Finance Minister Bill English warned last week the drought may curb economic expansion in the nation, where dairy exports of NZ$11.4 billion last year made up 25 percent of all merchandise shipments abroad. The central bank held the cash rate at a record low on March 14 and cited concerns the dry conditions may “substantially reduce economic output.”
Economists at Bank of New Zealand Ltd. have reduced projections for first-half economic growth to 1.1 percent from 1.3 percent because of the drought.

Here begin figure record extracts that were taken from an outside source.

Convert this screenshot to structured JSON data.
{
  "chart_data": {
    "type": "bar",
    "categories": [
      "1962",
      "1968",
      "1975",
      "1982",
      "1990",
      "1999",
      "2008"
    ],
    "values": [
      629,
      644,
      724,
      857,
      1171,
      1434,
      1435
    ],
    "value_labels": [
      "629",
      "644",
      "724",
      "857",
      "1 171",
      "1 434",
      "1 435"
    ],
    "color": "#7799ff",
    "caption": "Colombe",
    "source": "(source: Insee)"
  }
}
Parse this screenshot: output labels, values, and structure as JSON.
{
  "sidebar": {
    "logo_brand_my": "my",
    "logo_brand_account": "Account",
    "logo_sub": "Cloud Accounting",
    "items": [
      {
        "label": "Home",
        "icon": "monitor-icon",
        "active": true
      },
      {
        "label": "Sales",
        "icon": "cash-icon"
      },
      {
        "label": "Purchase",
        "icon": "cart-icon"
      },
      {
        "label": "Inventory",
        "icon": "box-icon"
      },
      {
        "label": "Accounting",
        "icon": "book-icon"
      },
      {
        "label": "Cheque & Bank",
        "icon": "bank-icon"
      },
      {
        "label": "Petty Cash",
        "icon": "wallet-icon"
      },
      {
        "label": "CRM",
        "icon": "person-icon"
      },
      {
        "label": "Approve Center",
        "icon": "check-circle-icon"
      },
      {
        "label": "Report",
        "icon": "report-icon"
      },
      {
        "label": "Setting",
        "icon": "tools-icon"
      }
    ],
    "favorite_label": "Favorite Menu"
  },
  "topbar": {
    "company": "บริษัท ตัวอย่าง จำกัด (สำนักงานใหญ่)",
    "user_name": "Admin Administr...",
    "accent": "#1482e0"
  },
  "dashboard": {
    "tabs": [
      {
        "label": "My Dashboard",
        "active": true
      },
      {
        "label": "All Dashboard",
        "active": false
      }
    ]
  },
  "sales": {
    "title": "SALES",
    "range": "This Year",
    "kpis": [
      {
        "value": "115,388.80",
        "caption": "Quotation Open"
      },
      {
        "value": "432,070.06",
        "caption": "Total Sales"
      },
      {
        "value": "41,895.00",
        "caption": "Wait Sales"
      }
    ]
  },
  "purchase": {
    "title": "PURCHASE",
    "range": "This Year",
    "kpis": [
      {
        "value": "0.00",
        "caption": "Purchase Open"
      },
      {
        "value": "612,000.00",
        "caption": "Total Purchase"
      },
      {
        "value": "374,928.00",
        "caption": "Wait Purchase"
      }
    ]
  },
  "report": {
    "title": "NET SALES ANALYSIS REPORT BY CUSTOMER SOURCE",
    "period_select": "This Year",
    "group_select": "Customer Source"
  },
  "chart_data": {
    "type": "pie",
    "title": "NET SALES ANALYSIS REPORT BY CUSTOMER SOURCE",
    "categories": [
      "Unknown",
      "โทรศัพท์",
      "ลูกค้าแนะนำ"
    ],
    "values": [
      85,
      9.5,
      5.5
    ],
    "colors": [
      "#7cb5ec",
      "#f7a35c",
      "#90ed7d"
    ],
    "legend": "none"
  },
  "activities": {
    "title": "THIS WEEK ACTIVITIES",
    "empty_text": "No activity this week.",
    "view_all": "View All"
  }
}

Fonterra Cooperative Group Ltd. (FCG), the world’s biggest dairy exporter that accounts for about 40 percent of the global trade in dairy products, said in a Feb. 27 statement that dry weather conditions in mid-December and January, particularly in the North Island, had resulted in a slowdown in milk supply growth. Drought was declared earlier this month in several North Island regions, including the largest dairying provinces.
Phil Rennie, a spokesman for the Minister for Primary Industries Nathan Guy, has said 2013 is the first time in at least three decades the entire island is suffering from drought.